SparkContext Internal Architecture

SparkContext is the core object on Driver side, contains three key subsystems:

Component	Responsibility
DAGScheduler	Split RDD DAG into Stages by wide dependency, submit Stages to TaskScheduler
TaskScheduler	Receive TaskSet from Stage, distribute Tasks by resource and locality priority
SchedulerBackend	Communicate with Executors, handle registration, status reporting and resource recovery

Shuffle Evolution History

Spark’s Shuffle implementation went through three generations:

Hash-Based Shuffle V1 (Early)

Each Map Task creates a file for each Reduce Task
File count = Map Task count × Reduce Task count, easily generates hundreds of thousands of small files
Huge pressure on disk and file system

Hash-Based Shuffle V2 (File Consolidation)

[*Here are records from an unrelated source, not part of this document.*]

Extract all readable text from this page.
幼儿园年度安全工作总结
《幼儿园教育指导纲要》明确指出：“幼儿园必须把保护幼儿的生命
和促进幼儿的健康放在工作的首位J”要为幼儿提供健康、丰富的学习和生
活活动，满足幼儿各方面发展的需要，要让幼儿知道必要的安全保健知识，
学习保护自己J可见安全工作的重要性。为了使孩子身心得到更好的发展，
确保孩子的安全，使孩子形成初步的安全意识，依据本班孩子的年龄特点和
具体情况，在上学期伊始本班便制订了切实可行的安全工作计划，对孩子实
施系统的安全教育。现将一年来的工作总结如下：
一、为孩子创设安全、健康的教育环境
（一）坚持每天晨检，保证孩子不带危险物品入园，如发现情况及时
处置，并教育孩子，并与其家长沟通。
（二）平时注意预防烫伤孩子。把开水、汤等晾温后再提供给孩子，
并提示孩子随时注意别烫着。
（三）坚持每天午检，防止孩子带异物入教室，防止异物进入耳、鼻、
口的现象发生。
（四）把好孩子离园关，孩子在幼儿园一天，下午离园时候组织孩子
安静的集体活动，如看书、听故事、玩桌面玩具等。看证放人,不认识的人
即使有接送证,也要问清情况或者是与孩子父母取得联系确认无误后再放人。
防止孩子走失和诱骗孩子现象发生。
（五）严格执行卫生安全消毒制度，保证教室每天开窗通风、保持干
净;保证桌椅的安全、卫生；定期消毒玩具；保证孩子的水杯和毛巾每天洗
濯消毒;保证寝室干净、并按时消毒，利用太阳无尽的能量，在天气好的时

Multiple Map Tasks on same Executor merge writes to same group of files
File count reduced to Executor count × Reduce Task count
Still has random write disk problem

Sort-Based Shuffle (Default since Spark 1.2)

Each Map Task only writes one data file + one index file
Data written in order sorted by partition ID, disk I/O efficiency greatly improved
File count reduced to Map Task count × 2, currently optimal implementation

RDD Optimization Strategies

1. Avoid recreating same RDD

Executing textFile on same data source twice triggers two reads, should reuse same RDD reference.

2. Reasonably cache and reuse RDD

RDDs used by multiple Actions or multiple collect should be cache()d in advance to avoid recomputation.

3. Filter early

Execute filter() as early as possible in transformation chain to reduce data volume processed by subsequent operators.

4. Choose correct aggregation operator

// Inefficient: groupByKey transfers all values then aggregates, large shuffle data
rdd.groupByKey().mapValues(_.sum)

// Efficient: reduceByKey pre-aggregates on Map side, significantly reduces shuffle data
rdd.reduceByKey(_ + _)

5. Broadcast large variables

Shared variables exceeding several MB (dictionary tables, model parameters) should use broadcast variables to avoid repeated transmission with each Task.

Submission Parameters Reference

spark-submit \
  --master spark://master:7077 \
  --deploy-mode client \          # client: Driver local; cluster: Driver in cluster
  --num-executors 4 \
  --executor-cores 2 \
  --executor-memory 4g \
  --driver-memory 2g \
  --class com.example.MyApp \
  myapp.jar